Rafi Mohammed saw Barfi! on 17 September and just couldn’t stop thinking about the movie. He wrote a review on Tanqeed.com under his moniker Sputnik at 4.40 am American time.
He had loved the first half, but couldn’t shake off the feeling that specific scenes were lifted from other movies. ‘The mother telling the daughter about her lover is a straight ripoff from The Notebook,’ he wrote, ‘Even the final scene is a ripoff from The Notebook. Another scene of Barfi asleep and not listening to her father’s scream is inspired/copied from a similar scene from Koshish.’ Rafi’s post got 530 views and readers pointed out that many other scenes were plagiarised as well. So he set to work again. His new post on 18 September, at 11.30 am US time, listed other scenes that had been copied. He had spent a whole night on YouTube looking for them, and his list included lifts from Charlie Chaplin’s The Adventurer and City Lights, apart from The Notebook, Singing in the Rain, and Buster Keaton’s Cops. The post, which has now got almost 87,000 views, sparked off a storm of online indignation.

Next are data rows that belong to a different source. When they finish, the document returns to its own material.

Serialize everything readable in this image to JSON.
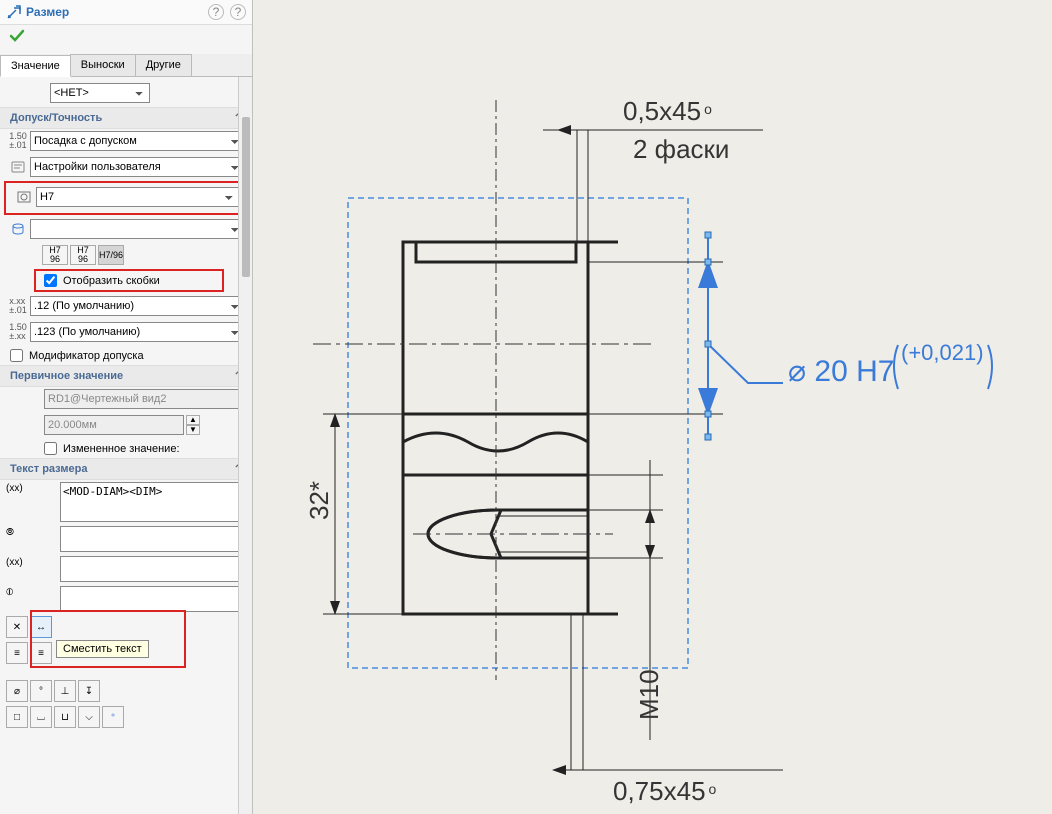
{
  "header": {
    "title": "Размер"
  },
  "tabs": {
    "value": "Значение",
    "leaders": "Выноски",
    "other": "Другие"
  },
  "top_select": "<НЕТ>",
  "sections": {
    "tolerance": {
      "title": "Допуск/Точность",
      "fit_with_tol": "Посадка с допуском",
      "user_settings": "Настройки пользователя",
      "hole_fit": "H7",
      "shaft_fit": "",
      "show_brackets": "Отобразить скобки",
      "prec1": ".12 (По умолчанию)",
      "prec2": ".123 (По умолчанию)",
      "modifier": "Модификатор допуска"
    },
    "primary": {
      "title": "Первичное значение",
      "name": "RD1@Чертежный вид2",
      "value": "20.000мм",
      "changed": "Измененное значение:"
    },
    "dim_text": {
      "title": "Текст размера",
      "text": "<MOD-DIAM><DIM>",
      "tooltip": "Сместить текст"
    }
  },
  "drawing": {
    "chamfer_top": "0,5x45",
    "chamfer_count": "2 фаски",
    "height": "32*",
    "thread": "M10",
    "chamfer_bottom": "0,75x45",
    "dim": "20 H7",
    "tol_upper": "+0,021"
  },
  "fit_buttons": {
    "a": "H7\n96",
    "b": "H7\n96",
    "c": "H7/96"
  }
}
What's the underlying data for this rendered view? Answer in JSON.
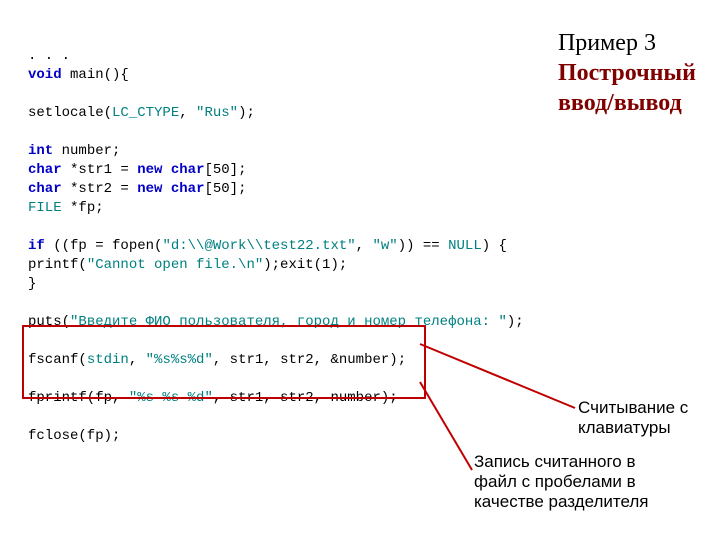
{
  "title": {
    "example": "Пример 3",
    "line1": "Построчный",
    "line2": "ввод/вывод"
  },
  "code": {
    "l1a": ". . .",
    "l2a": "void",
    "l2b": " main(){",
    "l3_blank": " ",
    "l4a": "setlocale(",
    "l4b": "LC_CTYPE",
    "l4c": ", ",
    "l4d": "\"Rus\"",
    "l4e": ");",
    "l5_blank": " ",
    "l6a": "int",
    "l6b": " number;",
    "l7a": "char",
    "l7b": " *str1 = ",
    "l7c": "new",
    "l7d": " ",
    "l7e": "char",
    "l7f": "[50];",
    "l8a": "char",
    "l8b": " *str2 = ",
    "l8c": "new",
    "l8d": " ",
    "l8e": "char",
    "l8f": "[50];",
    "l9a": "FILE",
    "l9b": " *fp;",
    "l10_blank": " ",
    "l11a": "if",
    "l11b": " ((fp = fopen(",
    "l11c": "\"d:\\\\@Work\\\\test22.txt\"",
    "l11d": ", ",
    "l11e": "\"w\"",
    "l11f": ")) == ",
    "l11g": "NULL",
    "l11h": ") {",
    "l12a": "printf(",
    "l12b": "\"Cannot open file.\\n\"",
    "l12c": ");exit(1);",
    "l13a": "}",
    "l14_blank": " ",
    "l15a": "puts(",
    "l15b": "\"Введите ФИО пользователя, город и номер телефона: \"",
    "l15c": ");",
    "l16_blank": " ",
    "l17a": "fscanf(",
    "l17b": "stdin",
    "l17c": ", ",
    "l17d": "\"%s%s%d\"",
    "l17e": ", str1, str2, &number);",
    "l18_blank": " ",
    "l19a": "fprintf(fp, ",
    "l19b": "\"%s %s %d\"",
    "l19c": ", str1, str2, number);",
    "l20_blank": " ",
    "l21a": "fclose(fp);"
  },
  "annotations": {
    "a1_l1": "Считывание с",
    "a1_l2": "клавиатуры",
    "a2_l1": "Запись считанного в",
    "a2_l2": "файл с пробелами в",
    "a2_l3": "качестве разделителя"
  },
  "chart_data": null
}
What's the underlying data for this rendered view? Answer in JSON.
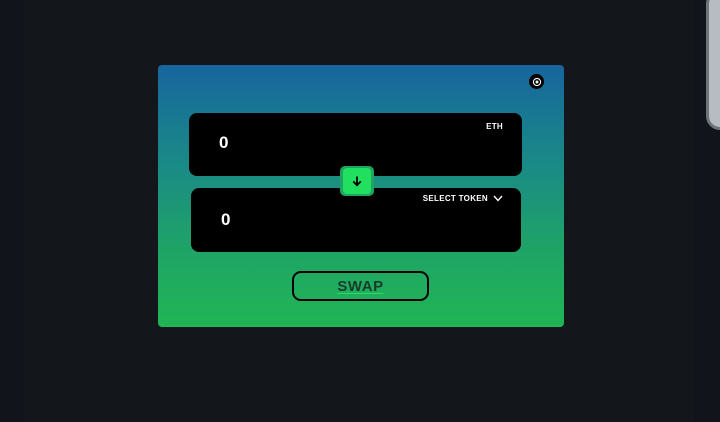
{
  "swap_card": {
    "from": {
      "amount": "0",
      "token": "ETH"
    },
    "to": {
      "amount": "0",
      "token_selector": "SELECT TOKEN"
    },
    "swap_label": "SWAP"
  },
  "icons": {
    "settings": "gear-icon",
    "switch": "arrow-down-icon",
    "dropdown": "chevron-down-icon"
  },
  "colors": {
    "background": "#13171c",
    "gradient_top": "#17659e",
    "gradient_bottom": "#20b555",
    "accent_green": "#22e05f",
    "box": "#000000"
  }
}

And then, on 22 September, India announced Barfi! as its official entry to the Academy Awards.
Rafi, a web developer who lives in Charlotte, North Carolina, is aghast. “I had first thought that the post would get a lot of criticism and I would get branded a Ranbir hater,” he says, “But that’s not happened—because people are shocked at the copying. Those who were reading and commenting were actually posting more scenes that they’d discovered. And then a TV channel picked it up and things went crazy. There is a difference between paying homage to a certain kind of movie and copying. It doesn’t stand a chance at the Oscars.”
It’s a debate that’s now raging even off the web. Even if we discount the plagiarism, is Barfi! an apt kind of movie to be India’s official entry? It leads to more questions. Why is it that since 1957, only three Indian movies—Mother India, Salaam Bombay and Lagaan—have made it to the final five at the Academy Awards? Who is to blame for the fact that the world’s largest film industry can’t get even a single Oscar year after year? Why is it that, barring rare exceptions, it is only Hindi films that are ever sent by the selection committee?
Manju Borah, an Assamese filmmaker who is also chairperson of the Oscar committee appointed by the Film Federation of India to pick the official entry, blames the film industry. The committee, she says, has very little choice—since so few filmmakers in India put their films up for selection.
For a film to be considered, its producers must submit an English-subtitled version of it, which, together with an entry fee, could cost them up to Rs 1 lakh. This year, the 11-member committee watched a total of 20 movies, and the majority was in favour of Barfi! as the most deserving. “I don’t think about the allegations,” says Borah, “Which movie is allegation-free these days? The film’s treatment is good and Ranbir Kapoor is great. I am not 100 per cent happy about it, as it could have been more realistic. But recently I went for a party and all the common people there [said they] loved it, even if intellectuals don’t like it.”
Critics of the process are unsettled by Borah’s candid clarity on the kind of movies she wants sent to the Oscars. “I can’t speak for other people, but I like movies with a message. A filmmaker needs to have social responsibility.” She is no less clear about her disapproval criteria of films. She cites the example of Gangs of Wasseypur, which was also in the running. “Art needs to have a pleasing aesthetic,” she says, “I thought GOW was too crude. And what do you take away from it? All I… learnt [was] some new gaalis.”
This seems like much too arbitrary a way of looking at movies. Also, if the purpose is to win an Oscar, there is nothing to suggest that movies with a message do any better than movies with gaalis. The Academy’s nominees in the ‘foreign film’ category tend to be varied. A Separation—the winner this year—was about the relationship between a son and his father suffering from Alzheimer’s. It is set in Iran but could have been anywhere. Poland’s In Darkness was about a sewer cleaner in Nazi Poland who hides a group of Jews. And Canada’sMonsieur Lazhar was about an immigrant teacher and his class. These stories were about relationships, and India also produces several such heartwarming movies. The regional film industries, especially so. But these are not considered for selection because most Indian filmmakers are unaware of how an entry is picked. Many more may not be able to afford the additional cost, which includes the promotional machinery that needs to be set in motion once the movie is sent.